Sexuelle Übergriffe durch Lehrer : Wollen wir nackt schwimmen, fragte ihr Lehrer

Er bittet sie, ihren Freund zu verlassen, tanzt mit ihr Walzer im Kunstunterricht, lädt sie zu sich nach Hause ein. Sie war 16, er 48 und ihr Lehrer. Bis sie sich wehrt.

Dieser Artikel erschien am 24.10.2021 auf ZEIT Online
Linda Tutmann
Schülerin
Wo beginnt eine Grenzüberschreitung? Nicht immer ist das den Schülerinnen und Schülern klar.
©iStock

Wann war eigentlich der Moment gekommen, an dem sie wusste: Es geht nicht mehr? Als er ihr sagte, dass er ohne sie nicht unterrichten könne? Oder als er sie fragte, ob sie ihn nicht heiraten wolle – weil er ihr doch so viel mehr bieten könne als ihr Freund? Einen Beamtenstatus zum Beispiel, Geld und Sicherheit. Irgendwann, erzählt sie, hatte sie wirklich Angst vor ihm bekommen. Vor ihm, ihrem Klassenlehrer.

21 Jahre später sitzt Lara Bachmann* (Name geändert) in einem Café in der Hamburger Innenstadt, draußen hasten die Fußgänger vorbei, drinnen sucht sie nach Worten für eine Geschichte, über die sie bisher kaum gesprochen hat. Bachmann, eine energische Frau, 37 Jahre, die gerne lacht, ist mittlerweile selbst Lehrerin geworden. Am Vormittag hatte sie noch mit ihren Schülerinnen und Schülern über das Thema Streiten diskutiert, wie sieht ein guter Streit aus – und wie findet man eine gemeinsame Lösung? Jetzt möchte sie darüber reden, wie ihr Lehrer – sie stockt, sucht wieder nach Worten: Wie soll sie es beschreiben: sie stalkte, sie bedrängte, ihr nachstellte?

Sie möchte ihre Geschichte erzählen, auch weil sie überzeugt ist, dass Schülerinnen und Schüler heute noch immer zu oft alleine gelassen werden, wenn Lehrer oder auch Lehrerinnen Grenzen übertreten, mit Worten oder auch körperlich.
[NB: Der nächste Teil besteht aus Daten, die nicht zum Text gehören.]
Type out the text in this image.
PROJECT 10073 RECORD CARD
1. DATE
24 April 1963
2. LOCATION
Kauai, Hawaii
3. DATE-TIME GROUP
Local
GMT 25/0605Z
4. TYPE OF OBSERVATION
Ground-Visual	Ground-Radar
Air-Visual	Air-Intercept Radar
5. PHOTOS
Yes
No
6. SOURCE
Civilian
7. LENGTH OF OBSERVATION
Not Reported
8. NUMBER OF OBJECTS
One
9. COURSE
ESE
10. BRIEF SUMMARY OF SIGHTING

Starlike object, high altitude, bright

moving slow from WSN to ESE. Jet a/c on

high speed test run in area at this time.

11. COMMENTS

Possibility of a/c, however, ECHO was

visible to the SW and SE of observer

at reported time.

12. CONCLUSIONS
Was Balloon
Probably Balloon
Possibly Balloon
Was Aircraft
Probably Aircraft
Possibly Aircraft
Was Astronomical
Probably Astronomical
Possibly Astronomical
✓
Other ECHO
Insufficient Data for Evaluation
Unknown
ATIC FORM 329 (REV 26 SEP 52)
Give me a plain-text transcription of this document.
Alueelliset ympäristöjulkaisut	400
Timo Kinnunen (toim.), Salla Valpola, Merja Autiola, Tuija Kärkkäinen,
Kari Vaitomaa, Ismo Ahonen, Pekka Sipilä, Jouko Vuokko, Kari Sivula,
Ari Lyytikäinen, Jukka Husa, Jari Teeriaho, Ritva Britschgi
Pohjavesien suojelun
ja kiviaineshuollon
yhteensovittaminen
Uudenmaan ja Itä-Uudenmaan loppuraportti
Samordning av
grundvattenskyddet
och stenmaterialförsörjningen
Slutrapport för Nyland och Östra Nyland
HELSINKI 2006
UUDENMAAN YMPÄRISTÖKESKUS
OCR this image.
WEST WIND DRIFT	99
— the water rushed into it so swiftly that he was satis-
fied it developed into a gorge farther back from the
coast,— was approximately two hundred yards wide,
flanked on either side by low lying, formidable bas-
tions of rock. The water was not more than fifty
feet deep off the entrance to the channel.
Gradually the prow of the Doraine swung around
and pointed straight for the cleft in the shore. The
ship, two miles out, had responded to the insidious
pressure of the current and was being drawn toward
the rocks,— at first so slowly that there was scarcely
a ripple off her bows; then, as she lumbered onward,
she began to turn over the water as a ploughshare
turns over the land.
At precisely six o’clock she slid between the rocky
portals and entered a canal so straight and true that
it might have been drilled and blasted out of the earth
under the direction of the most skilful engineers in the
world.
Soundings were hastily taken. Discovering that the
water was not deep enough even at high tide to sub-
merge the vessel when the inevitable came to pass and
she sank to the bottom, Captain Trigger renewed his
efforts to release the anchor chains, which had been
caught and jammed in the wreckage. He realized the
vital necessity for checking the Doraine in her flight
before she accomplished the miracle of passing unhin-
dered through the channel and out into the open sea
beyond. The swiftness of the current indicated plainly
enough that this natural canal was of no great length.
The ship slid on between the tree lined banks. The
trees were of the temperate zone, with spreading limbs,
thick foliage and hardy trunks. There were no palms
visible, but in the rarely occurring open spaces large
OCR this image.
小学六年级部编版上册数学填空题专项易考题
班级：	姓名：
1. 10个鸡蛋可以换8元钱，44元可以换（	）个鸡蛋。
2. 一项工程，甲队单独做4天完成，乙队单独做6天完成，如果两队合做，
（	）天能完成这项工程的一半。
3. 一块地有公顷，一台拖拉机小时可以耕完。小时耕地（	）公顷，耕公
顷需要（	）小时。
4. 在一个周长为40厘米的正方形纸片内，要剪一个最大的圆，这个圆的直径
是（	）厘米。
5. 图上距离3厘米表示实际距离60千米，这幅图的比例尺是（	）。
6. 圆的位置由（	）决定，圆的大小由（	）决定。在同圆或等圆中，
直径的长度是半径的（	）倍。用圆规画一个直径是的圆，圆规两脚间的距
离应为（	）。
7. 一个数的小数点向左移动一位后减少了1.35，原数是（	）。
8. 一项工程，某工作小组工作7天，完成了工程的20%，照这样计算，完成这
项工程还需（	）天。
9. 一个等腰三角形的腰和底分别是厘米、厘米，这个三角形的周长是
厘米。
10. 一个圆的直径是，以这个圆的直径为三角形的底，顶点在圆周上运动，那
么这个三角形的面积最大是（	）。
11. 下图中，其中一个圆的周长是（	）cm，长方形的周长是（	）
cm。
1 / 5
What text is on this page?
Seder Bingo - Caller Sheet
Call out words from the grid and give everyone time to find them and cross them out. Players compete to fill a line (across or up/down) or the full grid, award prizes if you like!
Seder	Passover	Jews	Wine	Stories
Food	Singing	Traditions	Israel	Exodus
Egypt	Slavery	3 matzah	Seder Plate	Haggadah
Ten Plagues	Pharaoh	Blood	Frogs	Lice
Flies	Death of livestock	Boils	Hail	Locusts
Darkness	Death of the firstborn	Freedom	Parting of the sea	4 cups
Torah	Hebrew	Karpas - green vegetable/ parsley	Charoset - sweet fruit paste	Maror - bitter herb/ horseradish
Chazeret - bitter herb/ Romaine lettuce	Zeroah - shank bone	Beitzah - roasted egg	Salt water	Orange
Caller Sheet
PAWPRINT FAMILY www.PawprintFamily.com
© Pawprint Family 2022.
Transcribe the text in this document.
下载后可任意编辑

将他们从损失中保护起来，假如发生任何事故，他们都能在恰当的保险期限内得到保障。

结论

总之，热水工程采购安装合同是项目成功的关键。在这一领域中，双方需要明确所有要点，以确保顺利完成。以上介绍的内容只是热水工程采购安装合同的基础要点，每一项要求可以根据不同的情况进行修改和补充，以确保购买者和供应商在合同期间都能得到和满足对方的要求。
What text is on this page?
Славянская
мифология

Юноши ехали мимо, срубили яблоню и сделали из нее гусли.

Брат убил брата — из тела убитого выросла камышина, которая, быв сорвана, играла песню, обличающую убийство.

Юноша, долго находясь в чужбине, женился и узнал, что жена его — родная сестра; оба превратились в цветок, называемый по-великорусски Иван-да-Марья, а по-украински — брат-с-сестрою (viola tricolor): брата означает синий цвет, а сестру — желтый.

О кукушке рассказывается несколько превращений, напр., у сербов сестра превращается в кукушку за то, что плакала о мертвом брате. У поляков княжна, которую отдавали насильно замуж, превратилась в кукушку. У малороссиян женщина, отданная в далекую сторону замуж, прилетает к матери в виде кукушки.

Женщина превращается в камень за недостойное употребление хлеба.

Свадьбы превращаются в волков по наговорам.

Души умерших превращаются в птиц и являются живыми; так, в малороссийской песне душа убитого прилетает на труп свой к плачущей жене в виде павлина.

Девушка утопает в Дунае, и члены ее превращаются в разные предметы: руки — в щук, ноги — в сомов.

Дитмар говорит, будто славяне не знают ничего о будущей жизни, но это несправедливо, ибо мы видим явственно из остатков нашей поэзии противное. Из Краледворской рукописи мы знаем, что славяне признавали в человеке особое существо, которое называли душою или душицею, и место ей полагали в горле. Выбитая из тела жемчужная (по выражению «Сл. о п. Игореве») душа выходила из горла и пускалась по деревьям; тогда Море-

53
Vor drei Monaten veröffentlichten wir einen Leseraufruf auf ZEIT ONLINE: „Haben Sie sexuelle Gewalt durch einen Lehrer oder eine Lehrerin in der Schule erlebt?“, fragten wir. Und erhielten über 300 Zuschriften. Zu einem sehr großen Teil stammten sie von Frauen, manchmal waren die Übergriffe, die sie erlebt hatten, verbal, manchmal auch körperlich. Sie alle eint, dass sie nicht einvernehmlich passierten.

Mein Englischlehrer in der 7. Klasse schaute immer auf meine Brust, wenn er mit mir sprach. Eines Tages drängelte er sich auf der Treppe an mir vorbei und legte dabei beide Hände auf meine Brüste. Er sagte „Upps!“, lächelte und ging weiter. (Nicole F., Lübeck)

Der Schulleiter meines Gymnasiums pflegte sich bei Unterrichtsbesuchen in die letzte Reihe zu setzen, ein Mädchen neben sich zu rufen und den Arm um sie zu legen. Niemand hat das je abgelehnt oder angesprochen. Die Lehrer schauten nur irritiert. (Hannah S., Thüringen)

Mich hat ein Lehrer auf der Klassenfahrt am Po angegriffen und anschließend auf der Rückfahrt vor allen Schulfreund*innen sexualisiert. Ich wurde auch generell bevorzugt und mit sexualisierenden und objektivierenden Kommentaren versehen. (M., Hessen)

Es ist ein Thema, über das auch in der Öffentlichkeit nicht viel geredet wird. Es gibt keine exakten Zahlen darüber, wie oft Lehrkräfte übergriffig werden – klar ist nur: Sie tun es. An die Öffentlichkeit gelangen die Berichte nur in Ausnahmen und nur bei großen Skandalen, wie die Missbrauchsfälle an der Odenwaldschule, am Canisius-Kolleg und zuletzt an der Staatlichen Ballettschule in Berlin. Experten gehen davon aus, dass das nur die Spitzen des Eisberges sind.

Wie kann es sein, dass der Ort, der eigentlich Schutz bieten soll, zum Tatort wird? Diese Frage hat sich Sabine Andresen auch gestellt. Bis September 2021 war sie Vorsitzende der Unabhängigen Kommission zur Aufarbeitung sexuellen Kindesmissbrauchs, sie sagt: „Die Aufarbeitung gibt Hinweise, dass strenge autoritäre Strukturen in Schulen sexuelle Gewalt und vor allem auch ihr Vertuschen mit ermöglichen. Auch heute gibt es ein Machtgefälle in der Schule und auch jetzt kann Schule Tatort sein. Es muss deshalb darum gehen, die Rechte von Kindern und Jugendlichen genau hier zu stärken.“

Lara Bachmann, geboren in Tadschikistan, aufgewachsen in Nordrhein-Westfalen, wechselte in der zehnten Klasse von einem Gymnasium an eine Gesamtschule. Dort wurde sie herzlich empfangen. Die Lehrerinnen und Lehrer, die Schüler und Schülerinnen – alle waren neugierig auf sie, so erinnert sie sich heute. Ihre Schilderungen sind, soweit möglich, durch Dokumente belegt. Eine frühere Beratungslehrerin von Bachmann, die damals eingeweiht war, hat Bachmanns Berichte über die Übergriffe gegenüber ZEIT ONLINE bestätigt.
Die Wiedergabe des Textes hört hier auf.